Any attorney at the bench will inquire as to your registration number. And he or she will be terribly reluctant to postpone if the Brethren is all prepared for the trial that day. So go into the Bar with your defendant/friend and get it on the record the attorney in the black robe is depriving the defendant of counsel. When the judge asks respond, "I am well read and learned in the law common." That passage from the transcripts is all you need provided the defendant objects and when overruled takes exception for use in appeal. For the rest of the trial, he just blunders and flubbs because he has no counsel to direct him.
Once a young woman on trial was deprived and the judge of course spotted the fatal flaw - depriving her of counsel. So he allowed me to stay, sitting behind her in the gallery where she could easily have conversations with me. At the point where the judge offered to sentence her, he obviously deprived her of counsel, "Do not look at David Merrill. You make this decision yourself without his counsel." It was a large courtroom but I could sense the winking from the bench. She looked at me and I ignored her. She asked me, against his command what she was to do. I made no response. The judge was throwing her the case on appeal.

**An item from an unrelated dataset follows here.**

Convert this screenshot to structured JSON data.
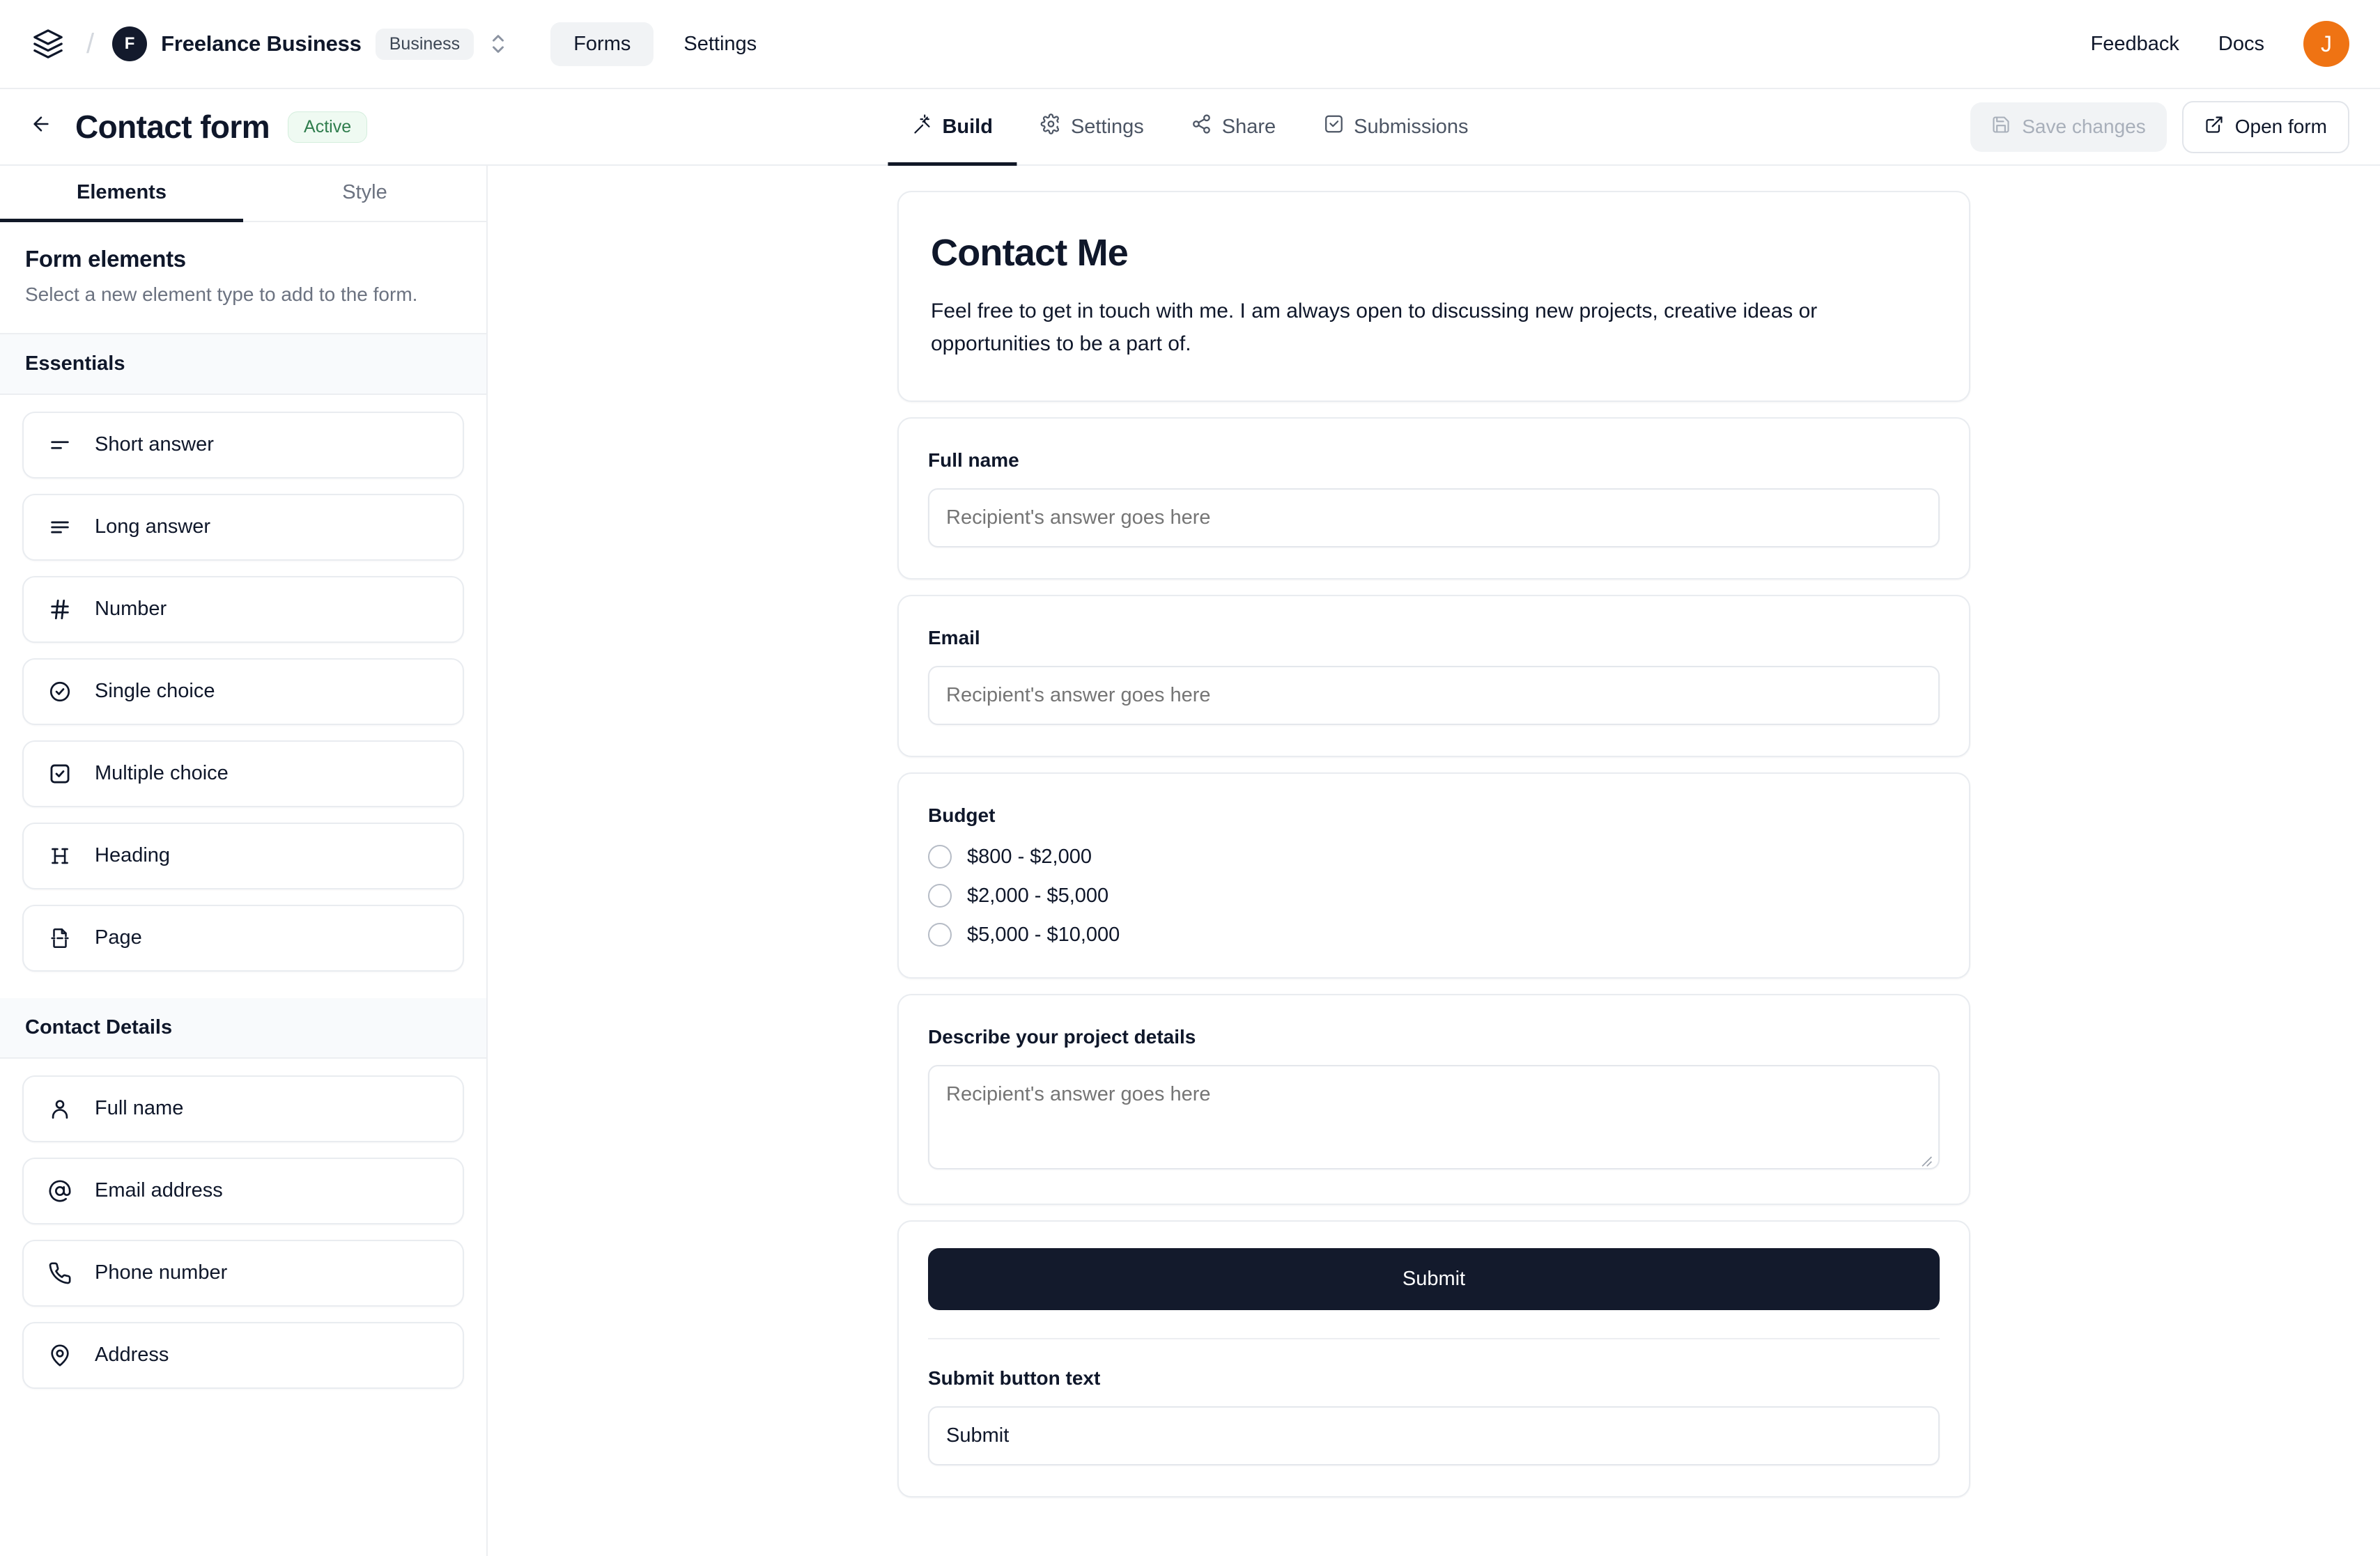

Sure enough, I was able to file the appeal without her even coming to the courthouse with me. I was her attorney of record so as not to throw the trial court for depriving her of counsel.
It is a private court system folks. That is the secret oath. The codes are copyrighted because the annotations and selection of citations is copyrighted. All one has to do is open the parameters; think a little outside the box for a moment.
Regards,
David Merrill.
P.S. Unfortunately I had a conversation with the plaintiff and she found out about it. She screamed at me about that and I shouted back - we were through talking at all levels and I never found out about the appeal but I doubt it went over well.